Security clearances, cyber doctrine top list of Warner’s national security crises

The backlog of security clearances in the federal government makes it harder to perform classified work, while the lack of a cyber doctrine makes it harder to...

Mark Warner
Sen. Mark Warner (D-Va.)

As vice chairman of the Senate Select Committee on Intelligence, Mark Warner can talk at length about national security crises. And when he does, two particular subjects are currently near the top of his mind: security clearances and cyber warfare.

During a June 22 Northern Virginia Technology Council event at George Washington University’s Science and Technology Campus, Warner said the security clearance backlog is currently around 740,000 people, and that the average clearance takes 540 days.

“We have to do a better job of security clearance,” he said. “This issue, which has dramatically grown since about 2014, this is a national security crisis. The good news on this is that there’s nothing partisan about it … Director of National Intelligence Dan Coates says the system needs to be replaced. Not repaired, but literally reimagined.”

And Warner has a few ideas of how to do it. In the recent NDAA bill, he managed to include a few amendments to address the issue. One sets goals to get secret clearance investigations down to 30 days, and top secret down to 90. Another would establish reciprocity among contracts.

“The thing that we’ve discovered is if you’re a contractor, and you’re moving from one contract to another within DHS, it can still take 100 days, even though you’ve got a DHS clearance,” Warner said.

Other ideas that didn’t make it into the NDAA, but Warner is still pushing, include:

  • Making agencies publish the actual costs of clearances
  • Ongoing examinations rather than 5-year updates
  • Allowing interviews to be conducted via Skype
  • Better access to college and criminal records

Those last two would be major time-savers, Warner said. The Skype interviews would allow investigators to do far more interviews each day, since they wouldn’t have to spend as much time sitting in traffic. Similarly, investigators currently have to visit a subject’s college in person to obtain their transcript. And some states don’t share criminal records with the federal government, so investigators have to travel to the relevant jurisdictions to access those.

Warner thinks current plans to transfer the responsibility for clearances to DoD could help, if it’s managed properly.

“Putting it all under one roof may make sense, and DoD — Secretary Mattis, I have a lot of faith in him,” he said. “But what I don’t want to have is transference become another bureaucratic stumble. Since the vast majority of security clearances still fall under the DoD umbrella, if they will make this a priority, that would be good. But time will tell.”

In addition, Warner hasn’t forgotten National Counterintelligence and Security Center Director William Evanina’s promise to reduce the backlog by 20 percent by the end of the year.

“I’ve had a commitment that we are going to get rid of over 100k backlogged clearances before the end of the year,” he said. “And I’m going to hold feet to the fire, the folks in the intel community, to make that happen.”

Still pushing for cyber warfare guidelines

Meanwhile, Warner is also pushing for the government to establish a clear set of guidelines around what it considers cyber warfare, and how it will respond.

“Our nation has never had a cyber doctrine,” he said. “We’ve never clearly articulated what is our strategy, what would be our response.
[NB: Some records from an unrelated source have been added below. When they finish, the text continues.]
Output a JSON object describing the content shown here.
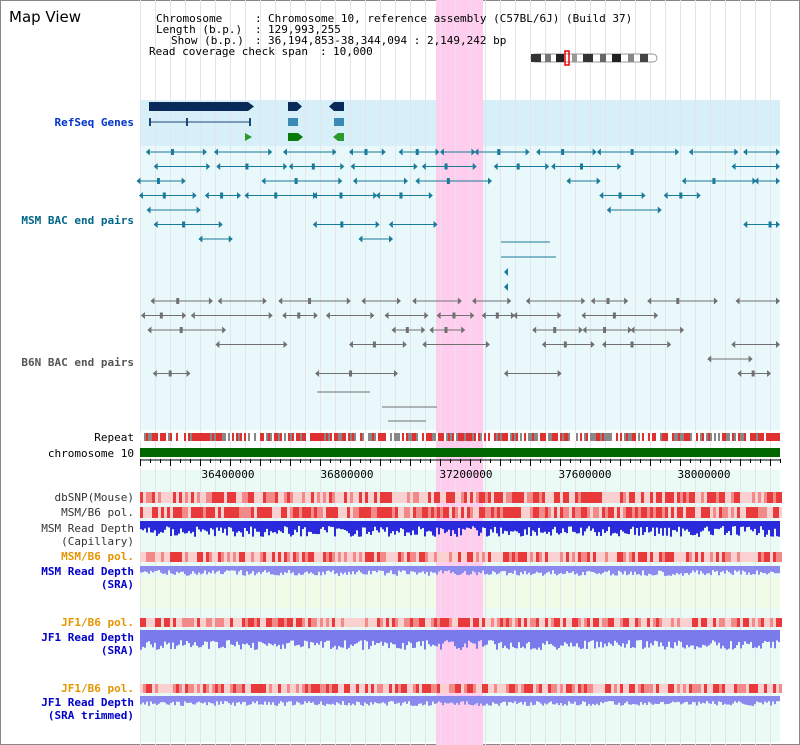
{
  "title": "Map View",
  "info": {
    "chromosome_key": "Chromosome",
    "chromosome_value": "Chromosome 10, reference assembly (C57BL/6J) (Build 37)",
    "length_key": "Length (b.p.)",
    "length_value": "129,993,255",
    "show_key": "Show (b.p.)",
    "show_value": "36,194,853-38,344,094 : 2,149,242 bp",
    "coverage_key": "Read coverage check span",
    "coverage_value": "10,000"
  },
  "tracks": {
    "refseq": "RefSeq Genes",
    "msm_bac": "MSM BAC end pairs",
    "b6n_bac": "B6N BAC end pairs",
    "repeat": "Repeat",
    "chromosome": "chromosome 10",
    "dbsnp": "dbSNP(Mouse)",
    "msm_b6_pol": "MSM/B6 pol.",
    "msm_read_depth_cap_1": "MSM Read Depth",
    "msm_read_depth_cap_2": "(Capillary)",
    "msm_b6_pol_sra": "MSM/B6 pol.",
    "msm_read_depth_sra_1": "MSM Read Depth",
    "msm_read_depth_sra_2": "(SRA)",
    "jf1_b6_pol": "JF1/B6 pol.",
    "jf1_read_depth_1": "JF1 Read Depth",
    "jf1_read_depth_2": "(SRA)",
    "jf1_b6_pol_trim": "JF1/B6 pol.",
    "jf1_read_depth_trim_1": "JF1 Read Depth",
    "jf1_read_depth_trim_2": "(SRA trimmed)"
  },
  "axis_ticks": [
    "36400000",
    "36800000",
    "37200000",
    "37600000",
    "38000000"
  ],
  "colors": {
    "refseq_label": "#0033cc",
    "msm_bac_label": "#006688",
    "b6n_bac_label": "#555555",
    "orange_label": "#e69500",
    "blue_label": "#0000cc",
    "highlight": "#ffccee",
    "chromosome_bar": "#006600"
  }
}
That failure to have a cyber doctrine has basically meant — particularly not so much for Iran, North Korea, ISIS and other smaller secondary nation-state threats, but for near peer adversaries like Russia and China — our failure to articulate our doctrine, our failure to set out our cyber norms, and frankly our concern about any cyber escalation has meant that those near peer adversaries have felt that it is open season on attacking our country, stealing our intellectual property, with very little fear of repercussion.”

He said that the problem extends back to the Bush administration, but it’s becoming critical now. The Defense Department gets hit with an average of 250,000 cyber attacks an hour, he said, and ransomware attacks are on the rise now that hackers can get paid anonymously via blockchain-enabled cryptocurrencies like Bitcoin.

He said the world has international agreements around the use of chemical weapons, land mines, and other weapons of conventional warfare. But no such thing exists around the use of cyber warfare. He said he’d like to see a treaty, ideally, but at the very least some kind of agreement about what kinds of attacks, and what kinds of victims, are off limits.

Otherwise, he says the U.S. will continue to be a victim of cyber warfare, because it doesn’t want to cause a cyber escalation. The U.S. has to begin punching back, he said, and be very clear about when that will happen.

“While we have extraordinary offensive cyber tools, we have been very unwilling to use them,” Warner said. “Occasionally, hypothetically, maybe we have punched back on second-level nation states. But on near peer adversaries — again, Russia and China in particular — I think we have been so afraid of using our cyber tools in any kind of offensive capability against those nations because we have been terribly afraid of cyber escalation. Shutting down Moscow for 24 hours with no power would be a problem. Shutting down New York for 24 hours with no power would be a crisis.”